I used this concoction for 3 months with no success (Jan Feb March). I decided that since I had a negative test on April 3rd that I was just going to take a break from the meds for a month and see what my OBGYN had to say at my appt at the end of April.
With my mild depression, I’m pretty sure that the Binge Monster has been back in full effect for the last 3 months. I felt like shit, was always tired, and so – why not eat like shit. Hello 10 more pounds 😦
Thanks to Meg at Weight Loss Rebels, I think I have found a new way of eating. It’s simple and keeps the hunger demons away! I’ve decided that I have another problem. Its called – Not being truthful. I have every intention of tracking all of my macros, and then I let a fun size twix slip by, and then another, and then another. What? I worked out today. I KEEP SABOTAGING MYSELF! I’m so annoying! There really is no “moderation” for me. It’s all or nothing. I have to realize that I can’t say no to more then one piece of candy, or one serving of tortilla chips, or one tbsp of Peanut Butter. I JUST CAN’T HAVE IT. None, zero, zilch. Because once I have one, the ugly monster rears his head. And it’s all down hill from there.

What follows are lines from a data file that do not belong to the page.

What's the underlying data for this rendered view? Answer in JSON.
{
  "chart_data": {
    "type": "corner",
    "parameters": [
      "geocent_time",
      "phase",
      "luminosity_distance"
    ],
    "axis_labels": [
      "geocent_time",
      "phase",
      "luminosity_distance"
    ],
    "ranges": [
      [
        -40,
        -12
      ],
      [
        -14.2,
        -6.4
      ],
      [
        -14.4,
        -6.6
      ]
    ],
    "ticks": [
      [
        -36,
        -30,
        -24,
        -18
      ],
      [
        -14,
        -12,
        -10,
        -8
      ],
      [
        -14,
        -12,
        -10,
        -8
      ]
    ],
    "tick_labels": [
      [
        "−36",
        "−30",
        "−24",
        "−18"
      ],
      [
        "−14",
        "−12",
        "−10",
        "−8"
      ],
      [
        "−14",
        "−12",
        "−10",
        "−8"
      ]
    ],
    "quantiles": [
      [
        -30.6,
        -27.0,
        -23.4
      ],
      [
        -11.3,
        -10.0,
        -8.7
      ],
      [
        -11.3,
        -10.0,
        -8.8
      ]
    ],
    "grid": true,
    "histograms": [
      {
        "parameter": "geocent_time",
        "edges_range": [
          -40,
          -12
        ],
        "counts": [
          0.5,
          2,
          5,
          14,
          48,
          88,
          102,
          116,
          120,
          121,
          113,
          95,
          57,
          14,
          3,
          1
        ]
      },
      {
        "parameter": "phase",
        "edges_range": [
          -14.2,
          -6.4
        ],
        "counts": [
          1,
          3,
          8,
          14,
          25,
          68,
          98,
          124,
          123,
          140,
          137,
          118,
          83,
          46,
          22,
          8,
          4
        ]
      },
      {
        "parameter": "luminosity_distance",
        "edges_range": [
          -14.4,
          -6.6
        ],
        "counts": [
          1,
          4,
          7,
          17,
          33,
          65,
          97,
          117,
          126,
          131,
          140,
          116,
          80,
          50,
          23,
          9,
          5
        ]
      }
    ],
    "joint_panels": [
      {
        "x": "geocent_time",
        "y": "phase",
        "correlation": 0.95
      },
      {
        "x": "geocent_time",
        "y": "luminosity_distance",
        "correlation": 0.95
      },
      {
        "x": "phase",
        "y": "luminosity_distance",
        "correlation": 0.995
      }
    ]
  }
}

I’m standing firm, here and now. No more crap. No candy, no chips, no dessert, no PB, because I can’t say no. I KNOW that I cannot control myself. I know it’s going to lead to bigger problems! (As there sits a GIANT candy bin in the breakroom at work :(, of course!)
I do know that I want to be healthy. I want my body to be healthy. And eventually I want to grow another baby in this body, and for him or her to be healthy too! I don’t want to be 300lbs when I deliver a baby!
I am also going to dedicate myself to be more truthful. That handful of cinnamon/sugar almonds that just happened not to make it into mfp…NO MORE!
I’m also dedicating myself to have a better body image for myself. My head is completely fucked up. I know it is, I know I have issues. Maybe I need some legitimate therapy, maybe not. But, I am going to work on it everyday.
I know that everyone will think I’m crazy, and that I’ll never be able to do it, but I KNOW that I HAVE to. It’s going to be hard as shit. I’m going to have to be a master planner. But, I know in the end it’s going to be worth it.
I’m sick of my undies and scrub pants being tight. I’m sick of feeling embarrassed to hang out with my friends because none of my clothes fit. I don’t want Ty to have the fat mom. I just want to feel good again. I know it’s a long journey, and it’s not going to be fixed over night, but I’m giving it 100%.